|
26-04-2006 Syndicalisme rassemblé Pour faire quoi ? |
|
Invité
du congrès, Chérèque, Secrétaire de la CFDT a rencontré la presse. Il a
repris en l’approuvant, l’hommage appuyé que B. Thibault avait rendu la
veille à ce syndicalisme « rassemblé », censé résoudre tous les
problèmes posés aujourd’hui au mouvement ouvrier français et même mondial. D’accord avec la formule, Chérèque a tenu à
rappeler ce qu’elle devait selon lui recouvrir. Après avoir souhaité que l’unité
syndicale aille jusqu’au bout et permette de s’engager dans des « réformes »,
il a précisé : « encore faut-il être d’accord sur nos objectifs ».

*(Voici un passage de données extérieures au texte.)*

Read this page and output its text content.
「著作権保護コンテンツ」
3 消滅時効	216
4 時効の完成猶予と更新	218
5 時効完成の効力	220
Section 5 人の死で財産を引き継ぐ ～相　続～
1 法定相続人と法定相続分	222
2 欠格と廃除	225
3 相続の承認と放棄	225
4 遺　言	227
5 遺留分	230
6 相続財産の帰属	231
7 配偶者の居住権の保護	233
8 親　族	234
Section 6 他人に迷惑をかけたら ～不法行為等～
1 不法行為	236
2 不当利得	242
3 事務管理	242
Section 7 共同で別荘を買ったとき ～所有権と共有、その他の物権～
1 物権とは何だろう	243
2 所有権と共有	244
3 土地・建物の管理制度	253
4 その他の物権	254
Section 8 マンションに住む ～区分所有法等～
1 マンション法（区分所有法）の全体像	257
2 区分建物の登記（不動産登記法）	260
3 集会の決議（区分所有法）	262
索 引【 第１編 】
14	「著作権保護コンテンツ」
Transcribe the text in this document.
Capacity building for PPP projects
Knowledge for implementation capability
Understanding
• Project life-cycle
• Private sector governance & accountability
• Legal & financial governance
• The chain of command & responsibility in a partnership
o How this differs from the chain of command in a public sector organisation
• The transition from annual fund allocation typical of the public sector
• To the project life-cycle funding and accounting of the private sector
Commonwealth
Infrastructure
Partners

Ce qui signifie que la seule unité syndicale qu’il conçoit c’est celle qui se
réaliserait… sur les positions de la CFDT et d’autres syndicats du même
acabit. On sait ce que cela donnerait. Se rassembler sur de
telles positions, ce serait refuser systématiquement le combat indispensable
contre le patronat et ceux qui nous gouvernent. Ce serait accepter de devenir
les « partenaires sociaux » des exploiteurs. Ce serait faire
admettre les reculs que ceux-ci veulent imposer aux salariés et au
peuple, en les présentant comme « acceptables ». C’est tout
simplement la version actuelle de la collaboration de classe. A son tour John Monks, Secrétaire Général de la
CES (Confédération Européenne des Syndicats) a vivement insisté, tout comme l’avait
fait avant lui B. Thibault, sur l’urgence de créer une Confédération
Internationale dont le congrès fondateur se tiendrait en novembre. Elle
serait issue de la fusion de la CMT, organisation Mondiale des syndicats chrétiens,
tous réformistes et de la CISL, organisation crée par les dirigeants américains
avec la CIA au lendemain de la deuxième guerre mondiale pour combattre la FSM
(Fédération Syndicale Mondiale) qui regroupait alors dans la lutte
anticapitaliste la grande majorité des syndicats du monde entier. « L’unification du syndicalisme à l’échelle
mondiale est une absolue nécessité » a déclaré B. Thibault. Oui, mais
pour quoi faire ? Ce qui est proposé, c’est l’installation pure et
simple de la collaboration de classe à l’échelle mondiale.